Many of us hardly want to turn on our stoves or ovens, and so refreshing and light meals are ones everyone appreciates this time of year. That’s why you are all going to love this super light meal. I know many don’t consider salad a meal but this one is perfect for hot weather when you don’t want to be weighted down by a heavy meal. The salad consists of grilled yellow zucchini, fresh juicy slices of yellow tomatoes, slices of creamy avocado and it is topped with thin slices of preserved lemons and grilled serrano peppers. The dressing is nothing but a good quality extra virgin olive oil, a pinch of sea salt and freshly ground black pepper. Super simple and super delicious!

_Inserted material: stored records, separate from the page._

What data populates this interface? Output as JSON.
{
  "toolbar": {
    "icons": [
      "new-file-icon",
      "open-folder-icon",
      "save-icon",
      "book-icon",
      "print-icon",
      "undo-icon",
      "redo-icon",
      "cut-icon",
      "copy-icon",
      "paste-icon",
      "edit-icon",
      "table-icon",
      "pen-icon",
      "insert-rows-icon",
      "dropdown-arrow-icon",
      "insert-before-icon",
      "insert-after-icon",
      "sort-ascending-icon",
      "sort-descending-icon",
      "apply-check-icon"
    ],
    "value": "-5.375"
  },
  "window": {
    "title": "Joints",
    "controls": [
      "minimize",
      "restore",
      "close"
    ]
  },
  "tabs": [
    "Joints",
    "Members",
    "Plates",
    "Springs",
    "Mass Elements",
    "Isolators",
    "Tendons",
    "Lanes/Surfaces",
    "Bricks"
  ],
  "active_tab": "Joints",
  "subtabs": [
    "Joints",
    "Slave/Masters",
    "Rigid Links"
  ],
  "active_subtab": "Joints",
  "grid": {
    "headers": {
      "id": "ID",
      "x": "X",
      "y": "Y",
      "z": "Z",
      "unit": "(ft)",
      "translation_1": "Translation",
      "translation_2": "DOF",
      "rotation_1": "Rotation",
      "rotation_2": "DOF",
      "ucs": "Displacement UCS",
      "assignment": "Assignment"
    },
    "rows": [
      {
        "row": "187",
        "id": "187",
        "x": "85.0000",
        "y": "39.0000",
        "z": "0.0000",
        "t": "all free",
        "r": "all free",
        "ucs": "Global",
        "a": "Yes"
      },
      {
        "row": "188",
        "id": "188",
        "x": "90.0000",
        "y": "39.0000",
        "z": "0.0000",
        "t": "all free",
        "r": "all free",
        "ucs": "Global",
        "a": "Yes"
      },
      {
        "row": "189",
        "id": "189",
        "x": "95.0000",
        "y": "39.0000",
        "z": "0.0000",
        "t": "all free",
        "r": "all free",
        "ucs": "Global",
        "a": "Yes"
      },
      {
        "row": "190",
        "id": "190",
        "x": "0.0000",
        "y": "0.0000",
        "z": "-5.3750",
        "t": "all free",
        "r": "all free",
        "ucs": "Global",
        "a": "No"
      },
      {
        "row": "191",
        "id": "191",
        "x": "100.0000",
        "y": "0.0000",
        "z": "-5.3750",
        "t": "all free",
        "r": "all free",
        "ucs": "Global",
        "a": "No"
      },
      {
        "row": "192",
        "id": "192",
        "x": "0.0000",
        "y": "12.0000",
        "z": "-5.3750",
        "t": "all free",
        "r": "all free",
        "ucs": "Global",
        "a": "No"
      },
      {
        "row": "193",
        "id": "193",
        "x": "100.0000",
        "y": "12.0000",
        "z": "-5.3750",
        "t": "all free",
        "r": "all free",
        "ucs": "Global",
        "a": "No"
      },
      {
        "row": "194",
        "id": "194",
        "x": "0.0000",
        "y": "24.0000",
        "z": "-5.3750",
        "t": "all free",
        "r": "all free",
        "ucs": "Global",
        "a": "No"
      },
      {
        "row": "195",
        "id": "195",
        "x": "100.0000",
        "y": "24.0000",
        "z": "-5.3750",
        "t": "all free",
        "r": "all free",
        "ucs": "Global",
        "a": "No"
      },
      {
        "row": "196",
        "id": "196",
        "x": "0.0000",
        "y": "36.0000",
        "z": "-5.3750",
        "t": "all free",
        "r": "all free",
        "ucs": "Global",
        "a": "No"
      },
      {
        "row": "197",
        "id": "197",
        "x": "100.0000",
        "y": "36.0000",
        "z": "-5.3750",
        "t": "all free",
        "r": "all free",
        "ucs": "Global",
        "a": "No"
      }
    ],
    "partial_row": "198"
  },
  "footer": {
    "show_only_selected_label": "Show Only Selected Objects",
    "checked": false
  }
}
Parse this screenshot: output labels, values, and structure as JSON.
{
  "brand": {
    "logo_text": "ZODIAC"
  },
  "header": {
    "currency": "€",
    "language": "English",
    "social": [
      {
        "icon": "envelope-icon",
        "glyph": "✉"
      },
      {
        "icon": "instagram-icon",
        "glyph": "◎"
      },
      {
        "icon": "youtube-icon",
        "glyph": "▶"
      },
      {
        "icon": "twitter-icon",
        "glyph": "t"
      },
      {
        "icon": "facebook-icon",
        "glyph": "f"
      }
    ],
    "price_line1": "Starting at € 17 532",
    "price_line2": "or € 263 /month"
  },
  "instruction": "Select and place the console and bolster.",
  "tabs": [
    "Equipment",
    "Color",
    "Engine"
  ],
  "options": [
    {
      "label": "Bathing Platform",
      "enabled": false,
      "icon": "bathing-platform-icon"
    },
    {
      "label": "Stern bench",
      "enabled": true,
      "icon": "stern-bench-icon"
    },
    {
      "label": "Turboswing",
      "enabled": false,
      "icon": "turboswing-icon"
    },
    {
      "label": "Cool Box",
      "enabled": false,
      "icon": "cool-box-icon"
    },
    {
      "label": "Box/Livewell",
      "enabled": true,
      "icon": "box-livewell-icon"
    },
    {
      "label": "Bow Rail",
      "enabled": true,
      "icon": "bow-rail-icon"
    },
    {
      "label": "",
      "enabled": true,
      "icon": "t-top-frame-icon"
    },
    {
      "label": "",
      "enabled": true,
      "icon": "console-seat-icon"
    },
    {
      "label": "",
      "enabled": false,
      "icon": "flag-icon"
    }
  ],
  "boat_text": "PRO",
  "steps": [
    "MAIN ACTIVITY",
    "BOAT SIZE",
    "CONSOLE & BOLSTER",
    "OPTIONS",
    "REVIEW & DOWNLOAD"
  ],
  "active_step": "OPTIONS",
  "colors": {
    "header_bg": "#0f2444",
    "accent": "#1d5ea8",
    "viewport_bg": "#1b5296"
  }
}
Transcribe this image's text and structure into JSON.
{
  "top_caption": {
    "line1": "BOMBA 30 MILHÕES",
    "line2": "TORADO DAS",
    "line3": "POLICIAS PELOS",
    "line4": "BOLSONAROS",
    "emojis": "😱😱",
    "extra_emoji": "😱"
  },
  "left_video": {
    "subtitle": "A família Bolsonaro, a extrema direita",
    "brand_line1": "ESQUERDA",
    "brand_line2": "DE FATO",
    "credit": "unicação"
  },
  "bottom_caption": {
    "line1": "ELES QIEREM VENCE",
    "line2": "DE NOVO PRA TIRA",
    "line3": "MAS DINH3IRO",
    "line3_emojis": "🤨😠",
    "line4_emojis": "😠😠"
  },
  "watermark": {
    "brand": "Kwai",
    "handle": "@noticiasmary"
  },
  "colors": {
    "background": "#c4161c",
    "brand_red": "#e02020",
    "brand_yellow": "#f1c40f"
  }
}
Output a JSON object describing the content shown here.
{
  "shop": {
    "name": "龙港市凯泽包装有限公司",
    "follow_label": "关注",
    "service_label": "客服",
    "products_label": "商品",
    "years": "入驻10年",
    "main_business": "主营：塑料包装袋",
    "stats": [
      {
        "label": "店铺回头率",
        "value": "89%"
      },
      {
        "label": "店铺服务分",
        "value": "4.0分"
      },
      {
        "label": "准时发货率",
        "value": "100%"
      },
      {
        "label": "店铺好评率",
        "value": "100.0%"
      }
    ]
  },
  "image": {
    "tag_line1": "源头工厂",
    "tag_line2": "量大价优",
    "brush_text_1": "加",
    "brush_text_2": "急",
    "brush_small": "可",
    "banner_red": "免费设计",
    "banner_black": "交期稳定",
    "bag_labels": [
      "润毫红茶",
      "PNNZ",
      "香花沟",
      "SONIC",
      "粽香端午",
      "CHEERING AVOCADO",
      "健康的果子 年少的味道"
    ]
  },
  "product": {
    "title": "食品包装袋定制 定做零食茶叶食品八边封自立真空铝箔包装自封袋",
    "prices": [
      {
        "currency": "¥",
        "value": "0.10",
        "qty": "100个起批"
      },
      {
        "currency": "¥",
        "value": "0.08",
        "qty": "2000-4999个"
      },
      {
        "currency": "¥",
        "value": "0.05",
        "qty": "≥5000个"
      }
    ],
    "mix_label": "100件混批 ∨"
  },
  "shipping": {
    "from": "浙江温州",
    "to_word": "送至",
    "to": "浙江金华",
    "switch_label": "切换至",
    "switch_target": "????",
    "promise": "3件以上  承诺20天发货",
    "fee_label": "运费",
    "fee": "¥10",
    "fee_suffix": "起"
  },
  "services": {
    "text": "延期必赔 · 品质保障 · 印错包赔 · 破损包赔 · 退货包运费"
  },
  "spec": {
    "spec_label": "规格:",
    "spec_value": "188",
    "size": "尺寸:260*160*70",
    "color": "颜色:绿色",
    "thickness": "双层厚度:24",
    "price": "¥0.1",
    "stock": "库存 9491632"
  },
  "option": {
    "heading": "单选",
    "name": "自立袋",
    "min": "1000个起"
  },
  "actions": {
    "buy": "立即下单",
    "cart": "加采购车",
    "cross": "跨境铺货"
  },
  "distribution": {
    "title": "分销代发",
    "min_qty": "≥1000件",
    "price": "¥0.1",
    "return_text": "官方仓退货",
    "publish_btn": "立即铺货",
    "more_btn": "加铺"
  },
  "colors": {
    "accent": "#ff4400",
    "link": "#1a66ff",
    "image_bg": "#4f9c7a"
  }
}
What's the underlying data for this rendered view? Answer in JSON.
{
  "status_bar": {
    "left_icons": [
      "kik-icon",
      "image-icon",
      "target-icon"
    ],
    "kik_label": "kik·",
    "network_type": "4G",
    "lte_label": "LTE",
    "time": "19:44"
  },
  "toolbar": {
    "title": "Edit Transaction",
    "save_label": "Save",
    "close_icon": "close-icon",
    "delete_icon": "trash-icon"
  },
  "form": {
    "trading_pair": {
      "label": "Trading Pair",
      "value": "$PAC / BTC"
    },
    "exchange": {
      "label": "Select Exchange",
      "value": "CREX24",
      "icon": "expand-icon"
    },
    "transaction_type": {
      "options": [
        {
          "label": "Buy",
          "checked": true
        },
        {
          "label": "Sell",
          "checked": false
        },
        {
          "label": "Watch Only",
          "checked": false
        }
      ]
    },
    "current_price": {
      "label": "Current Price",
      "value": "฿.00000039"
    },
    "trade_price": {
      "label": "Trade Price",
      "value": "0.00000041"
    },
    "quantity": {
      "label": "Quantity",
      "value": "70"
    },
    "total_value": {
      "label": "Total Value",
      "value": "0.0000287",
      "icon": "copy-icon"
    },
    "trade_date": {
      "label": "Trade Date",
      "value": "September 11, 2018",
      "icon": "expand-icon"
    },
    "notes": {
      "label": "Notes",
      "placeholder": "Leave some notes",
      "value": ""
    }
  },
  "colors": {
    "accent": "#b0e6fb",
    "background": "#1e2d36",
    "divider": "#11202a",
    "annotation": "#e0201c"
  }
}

Green and Yellow Salad with Grilled Serrano Peppers by @SpicieFoodie | #yellowzucchini #yellowtomatoes #avocado #grilledchiles #preservedlemons

5.0 from 2 reviews
Green and Yellow Salad with Grilled Serrano Peppers
 
Prep time
Cook time
Total time
 
A very light and refreshing summer salad that is delicious and easy to prepare. It's the perfect summer-time meal.
Author:
Recipe type: salad
Cuisine: International, Vegan
Serves: 2
Ingredients
  • 2 yellow zucchinis (green variety may also be used)
  • 2 large yellow tomatoes (or variety of choice)
  • 1 hass avocado
  • 1-2 large preserved lemon (buy here or make your own)
  • 4 or more Serrano peppers
  • extra virgin olive oil
  • freshly ground black pepper to taste
  • fine sea salt to taste
Instructions
  1. Slice the zucchinis in half then into slices. Place the zucchinis and Serrano peppers on a grill or pan fry with a bit of oil and cook until you achieve the desired texture. (I cooked until soft and a bit charred.) Set them aside. Slice the tomatoes, peel the avocado and slice it into rings. Cut the preserved lemon in half and completely remove the pulp and pith, then throughly rinse . Next slice the lemon peels into thin slices.
  2. To serve, layer the avocados and tomato slices on top of the zucchini. Arrange the preserved lemon slices and charred Serranos over the vegetables. Drizzle the olive oil over the salad, sprinkle with ground black pepper and a bit of sea salt. Enjoy!

 

Green and Yellow Salad with Grilled Serrano Peppers by @SpicieFoodie | #yellowzucchini #yellowtomatoes #avocado #grilledchiles #preservedlemons

This salad has a bit of everything in it: It’s tangy, sweet, creamy and spicy. Don’t worry about not feeling full, the protein in the avocado will help with that. If you just can’t handle a salad for a meal then you can always pair this with some grilled shrimp, fish or chicken. However it is that you wish to eat it, I hope you enjoy it as much as we did.